Why Hadoop MapReduce needs Scala

posco · on March 28, 2012

If you're interested in scalding, Edwin Chen's awesome recommendation post can't be beat:

http://blog.echen.me/2012/02/09/movie-recommendations-and-mo...

oacgnol · on March 28, 2012

Having written MR jobs in the original Java format, I can tell you that it's quite valuable to do so before learning a DSL like Scalding or Pig.

I found http://www.michael-noll.com/tutorials/running-hadoop-on-ubun... to be a very good tutorial for a quickstart guide to Hadoop.

eshvk · on March 29, 2012

This is very true. It definitely helps to think at multiple layers of abstraction when writing Pig code so that you can optimize it carefully. Ultimately though, I have been rather unsatisfied with the limits to which I can push Pig. There are performance gains to be had by writing raw java code (I understand the irony of referencing java as if it was c) and there are some optimizations which you can do in Java which are relatively harder to in Pig. I am pretty excited about Scoobi though. If it does allow me to write in a more concise language without sacrificing speed or power of the underlying Hadoop API, that would be awesome.

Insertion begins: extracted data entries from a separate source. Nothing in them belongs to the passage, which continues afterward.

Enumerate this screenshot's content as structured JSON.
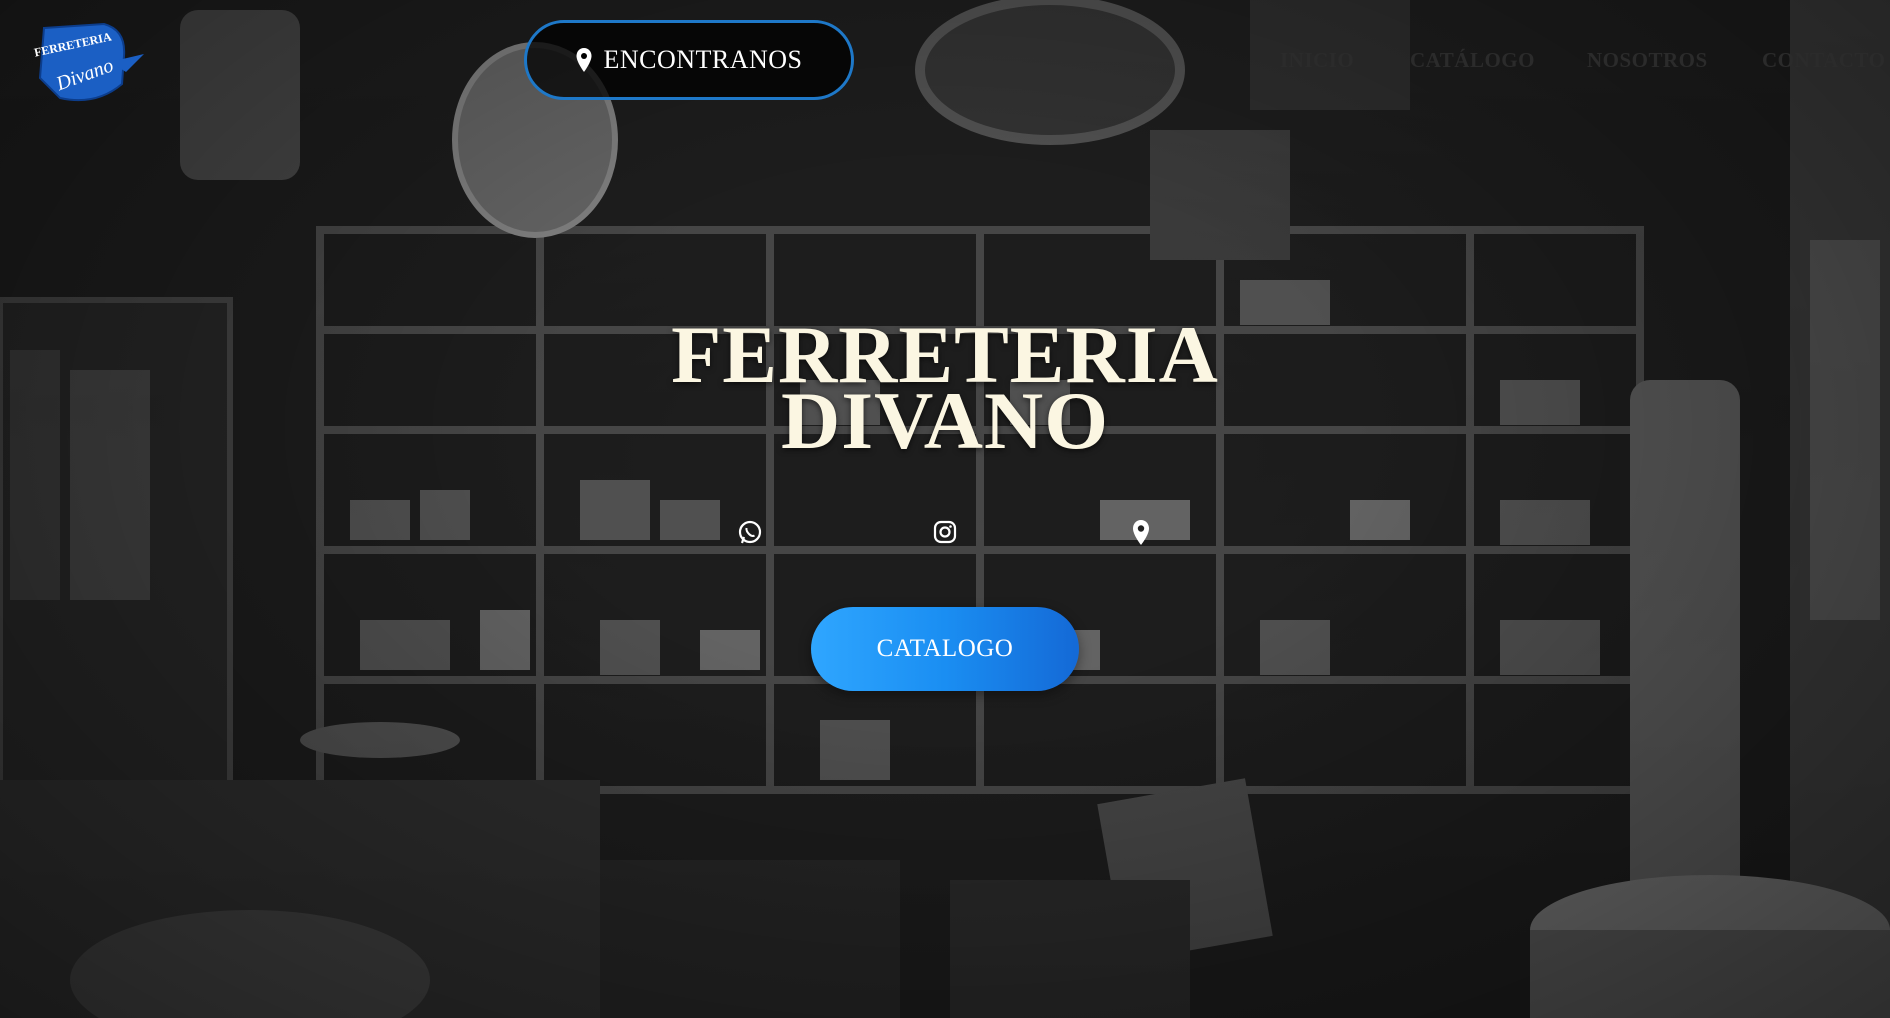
{
  "header": {
    "logo_text_top": "FERRETERIA",
    "logo_text_script": "Divano",
    "find_label": "ENCONTRANOS",
    "nav": [
      {
        "label": "INICIO"
      },
      {
        "label": "CATÁLOGO"
      },
      {
        "label": "NOSOTROS"
      },
      {
        "label": "CONTACTO"
      }
    ]
  },
  "hero": {
    "title_line1": "FERRETERIA",
    "title_line2": "DIVANO",
    "cta_label": "CATALOGO",
    "social_icons": [
      "whatsapp-icon",
      "instagram-icon",
      "location-pin-icon"
    ]
  },
  "colors": {
    "accent_blue": "#1e78c8",
    "cta_gradient_start": "#2fa6ff",
    "cta_gradient_end": "#1469d6",
    "title_cream": "#fbf6e2"
  }
}
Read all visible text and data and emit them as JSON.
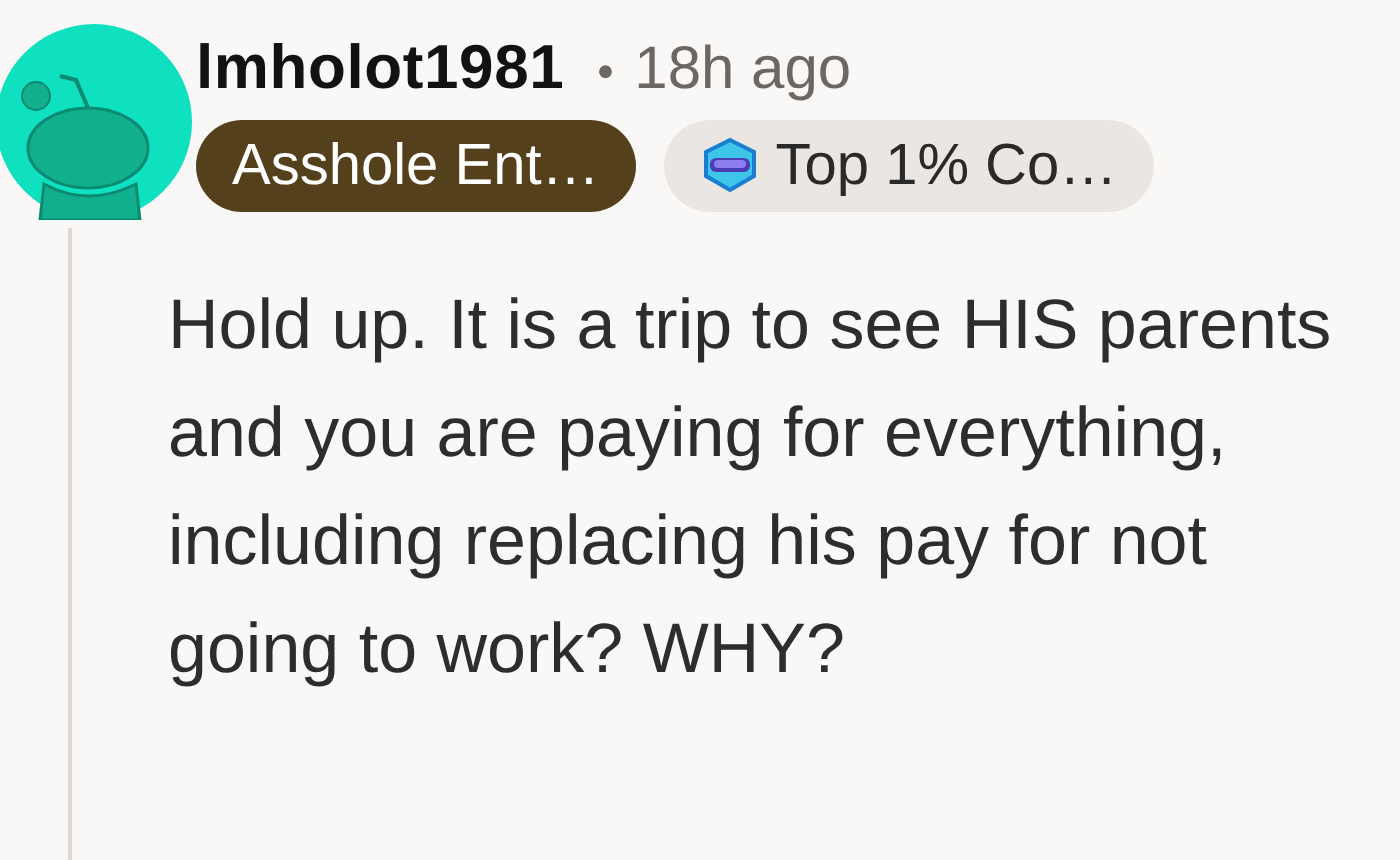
{
  "comment": {
    "author": "lmholot1981",
    "separator": "•",
    "time": "18h ago",
    "flairs": [
      {
        "kind": "user",
        "label": "Asshole Ent…"
      },
      {
        "kind": "achievement",
        "label": "Top 1% Co…"
      }
    ],
    "body": "Hold up. It is a trip to see HIS parents and you are paying for everything, including replacing his pay for not going to work? WHY?"
  }
}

oacgnol · on March 29, 2012

Agree. Some of the performance tuning with Hadoop could only be done if you knew how it worked underneath and if you know how the clusters are set up. I'm also not sure if Pig/Scalding/Scoobi can do this already, but it'd also be nice if they could abstract tunable settings as well on a job-level basis.

By the way, hook 'em!

michaelochurch · on March 28, 2012

My personal experience is that, while Java has a lot of great technologies associated with it, such as Hadoop, they're hard as hell to learn. The problem isn't the systems. It's that large systems in Java become cluttered with accidental complexity, which makes easy things hard to write and read and hard things nearly insurmountable. I'm a major fan of any effort to put support the best parts of the Jawva ecosystem on these new, far better, JVM languages.